The confrontations over old-growth forests are fiercest in the Pacific Northwest, where logging is both a major industry and a historical source of < identity and pride. Atop Oregon's state capitol in Salem is a gilded statue of an ax-wielding pioneer. But long before the lumberjacks came, the Northwest was home to some of the continent's most majestic trees, including cedar, Douglas fir, western hemlock and Sitka spruce, and 200 or more species of wildlife, from elk to pileated woodpeckers.
Just one of those animals, the northern spotted owl, has given the conservationists a way to slow down the logging. Citing the bird's increasing rarity and the fact that it lives primarily in old-growth forests, activists have obtained court injunctions against logging on federally controlled lands inhabited by the owl. And the U.S. Fish and Wildlife Service, which estimates that only 4,500 spotted owls remain in Western old-growth woodlands, has agreed to decide by next summer whether the animal should be included on the list of threatened species. If that happens, provisions of the Endangered Species Act dictate that the owl's habitats must be protected.
Such a ruling could be a disaster for the logging industry. The temporary court injunctions have slashed the amount of timber available for harvesting in fiscal 1989 from 5.4 billion board feet to 2.4 billion, with most of the cutbacks affecting Oregon.

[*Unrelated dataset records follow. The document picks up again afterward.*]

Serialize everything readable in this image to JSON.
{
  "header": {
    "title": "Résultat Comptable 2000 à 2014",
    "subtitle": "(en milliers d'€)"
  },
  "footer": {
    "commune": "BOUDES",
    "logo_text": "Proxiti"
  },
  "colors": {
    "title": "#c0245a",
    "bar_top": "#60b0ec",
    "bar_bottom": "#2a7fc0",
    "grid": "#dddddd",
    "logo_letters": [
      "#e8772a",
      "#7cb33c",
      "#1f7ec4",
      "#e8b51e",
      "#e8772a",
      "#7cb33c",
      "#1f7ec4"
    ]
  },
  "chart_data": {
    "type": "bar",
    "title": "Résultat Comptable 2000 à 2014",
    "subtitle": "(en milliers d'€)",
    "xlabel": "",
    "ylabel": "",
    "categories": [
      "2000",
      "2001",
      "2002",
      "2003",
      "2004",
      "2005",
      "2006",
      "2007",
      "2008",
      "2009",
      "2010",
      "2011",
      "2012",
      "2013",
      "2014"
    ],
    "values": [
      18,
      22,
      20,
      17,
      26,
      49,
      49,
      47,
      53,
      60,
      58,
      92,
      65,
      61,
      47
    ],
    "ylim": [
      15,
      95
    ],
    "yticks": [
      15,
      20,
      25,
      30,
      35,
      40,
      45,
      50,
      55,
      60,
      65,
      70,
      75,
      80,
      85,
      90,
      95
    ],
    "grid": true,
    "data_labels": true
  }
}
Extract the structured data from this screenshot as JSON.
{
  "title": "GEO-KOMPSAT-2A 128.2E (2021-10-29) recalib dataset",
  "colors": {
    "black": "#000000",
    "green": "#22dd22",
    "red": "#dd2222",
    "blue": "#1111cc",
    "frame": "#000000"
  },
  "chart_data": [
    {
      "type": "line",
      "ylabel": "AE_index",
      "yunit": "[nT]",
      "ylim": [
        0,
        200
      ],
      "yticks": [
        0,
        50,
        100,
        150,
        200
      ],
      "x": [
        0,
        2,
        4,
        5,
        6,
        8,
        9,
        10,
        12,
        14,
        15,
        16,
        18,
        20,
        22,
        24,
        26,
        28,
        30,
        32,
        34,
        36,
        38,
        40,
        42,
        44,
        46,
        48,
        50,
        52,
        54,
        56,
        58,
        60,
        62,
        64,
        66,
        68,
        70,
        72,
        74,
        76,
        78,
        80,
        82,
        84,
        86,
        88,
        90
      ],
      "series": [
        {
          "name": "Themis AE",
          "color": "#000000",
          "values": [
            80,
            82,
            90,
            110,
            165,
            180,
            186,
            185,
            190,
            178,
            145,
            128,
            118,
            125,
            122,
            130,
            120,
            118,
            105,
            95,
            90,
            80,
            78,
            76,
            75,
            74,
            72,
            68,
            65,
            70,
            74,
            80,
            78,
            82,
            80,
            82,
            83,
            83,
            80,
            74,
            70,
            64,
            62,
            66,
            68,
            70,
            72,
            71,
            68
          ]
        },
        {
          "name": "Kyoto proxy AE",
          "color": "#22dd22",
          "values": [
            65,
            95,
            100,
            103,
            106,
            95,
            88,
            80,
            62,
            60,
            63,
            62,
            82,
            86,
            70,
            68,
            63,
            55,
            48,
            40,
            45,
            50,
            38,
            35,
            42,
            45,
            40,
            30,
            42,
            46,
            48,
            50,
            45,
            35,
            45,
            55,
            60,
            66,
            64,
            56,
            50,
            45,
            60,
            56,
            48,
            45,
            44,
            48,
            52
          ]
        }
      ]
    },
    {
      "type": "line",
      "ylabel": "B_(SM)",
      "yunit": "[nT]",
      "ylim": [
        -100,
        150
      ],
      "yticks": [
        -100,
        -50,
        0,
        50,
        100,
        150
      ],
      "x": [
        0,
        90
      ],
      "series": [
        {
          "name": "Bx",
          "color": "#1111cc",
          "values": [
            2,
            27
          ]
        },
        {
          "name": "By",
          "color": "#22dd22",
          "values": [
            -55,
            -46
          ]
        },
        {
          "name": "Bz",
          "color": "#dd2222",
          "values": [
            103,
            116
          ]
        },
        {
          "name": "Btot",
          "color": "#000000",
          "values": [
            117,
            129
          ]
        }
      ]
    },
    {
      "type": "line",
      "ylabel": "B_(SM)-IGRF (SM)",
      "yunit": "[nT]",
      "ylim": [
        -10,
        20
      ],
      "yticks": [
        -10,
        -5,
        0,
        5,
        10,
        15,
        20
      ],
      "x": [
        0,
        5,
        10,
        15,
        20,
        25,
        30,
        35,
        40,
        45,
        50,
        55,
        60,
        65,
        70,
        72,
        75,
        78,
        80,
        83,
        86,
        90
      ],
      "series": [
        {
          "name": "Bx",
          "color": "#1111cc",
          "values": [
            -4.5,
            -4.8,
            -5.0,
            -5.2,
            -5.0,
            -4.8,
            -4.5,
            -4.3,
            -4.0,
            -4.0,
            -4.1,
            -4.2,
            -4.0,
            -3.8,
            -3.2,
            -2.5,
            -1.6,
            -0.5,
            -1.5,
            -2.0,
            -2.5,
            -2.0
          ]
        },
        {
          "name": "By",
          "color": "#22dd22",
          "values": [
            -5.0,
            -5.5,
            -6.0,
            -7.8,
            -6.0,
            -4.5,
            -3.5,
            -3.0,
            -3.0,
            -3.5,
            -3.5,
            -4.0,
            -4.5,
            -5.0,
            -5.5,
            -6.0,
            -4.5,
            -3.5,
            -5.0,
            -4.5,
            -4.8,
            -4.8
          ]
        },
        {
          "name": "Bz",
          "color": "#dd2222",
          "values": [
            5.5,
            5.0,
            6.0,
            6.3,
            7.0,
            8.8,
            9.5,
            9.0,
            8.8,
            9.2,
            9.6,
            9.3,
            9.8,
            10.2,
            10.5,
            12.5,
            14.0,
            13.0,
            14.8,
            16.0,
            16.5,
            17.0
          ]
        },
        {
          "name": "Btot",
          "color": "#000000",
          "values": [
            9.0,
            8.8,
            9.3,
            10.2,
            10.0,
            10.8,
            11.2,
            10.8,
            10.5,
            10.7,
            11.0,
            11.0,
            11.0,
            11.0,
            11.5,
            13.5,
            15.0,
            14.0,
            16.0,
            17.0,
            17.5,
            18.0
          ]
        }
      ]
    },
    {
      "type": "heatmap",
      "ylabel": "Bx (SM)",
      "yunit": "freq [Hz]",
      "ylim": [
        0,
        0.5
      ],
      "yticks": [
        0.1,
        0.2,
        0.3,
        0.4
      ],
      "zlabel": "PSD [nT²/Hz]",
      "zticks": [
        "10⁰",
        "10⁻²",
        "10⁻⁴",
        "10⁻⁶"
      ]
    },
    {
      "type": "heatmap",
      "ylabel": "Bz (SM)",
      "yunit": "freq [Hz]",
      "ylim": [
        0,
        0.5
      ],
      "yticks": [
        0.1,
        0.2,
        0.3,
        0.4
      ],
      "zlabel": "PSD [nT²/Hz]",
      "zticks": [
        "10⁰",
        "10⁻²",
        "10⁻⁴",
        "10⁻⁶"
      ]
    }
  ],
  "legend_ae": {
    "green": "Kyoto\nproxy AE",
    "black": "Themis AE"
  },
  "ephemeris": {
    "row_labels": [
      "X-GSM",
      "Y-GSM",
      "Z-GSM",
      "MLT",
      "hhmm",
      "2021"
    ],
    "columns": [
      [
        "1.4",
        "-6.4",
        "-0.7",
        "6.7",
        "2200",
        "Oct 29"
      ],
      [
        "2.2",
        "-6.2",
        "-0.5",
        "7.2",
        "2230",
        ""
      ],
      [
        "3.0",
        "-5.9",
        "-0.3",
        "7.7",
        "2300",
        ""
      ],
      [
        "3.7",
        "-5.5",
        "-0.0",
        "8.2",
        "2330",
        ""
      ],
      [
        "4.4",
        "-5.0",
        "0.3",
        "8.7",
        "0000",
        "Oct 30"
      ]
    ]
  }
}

That is a devastating blow to a state where the $7 billion-a-year wood-products industry provides a livelihood for 150,000 people. Directly or indirectly, logging accounts for nearly one-fifth of Oregon's gross product.
Understandably, the loggers feel persecuted by the environmentalists. Says Tom Hirons, owner of Mad Creek Timber: "The preservationists' campaign to lock up ((the forests)) is a brand of mental terrorism that has cast a great cloud of fear over our communities." At a rally this summer in Salem, loggers wore T shirts bearing the slogan SAVE A LOGGER. EAT AN OWL.
The Oregon loggers have some powerful allies, including most of the state's congressional delegation, led by Senator Mark Hatfield. Last month Hatfield and Governor Neil Goldschmidt convened a meeting of lumbermen, environmentalists and federal officials to try to forge a logging plan that would be fair to both sides. After acrimonious debate, Hatfield offered a compromise, to remain in force through fiscal year 1990. It would protect some forest areas but allow continued old-growth logging and forbid anyone to seek court injunctions to prohibit cutting.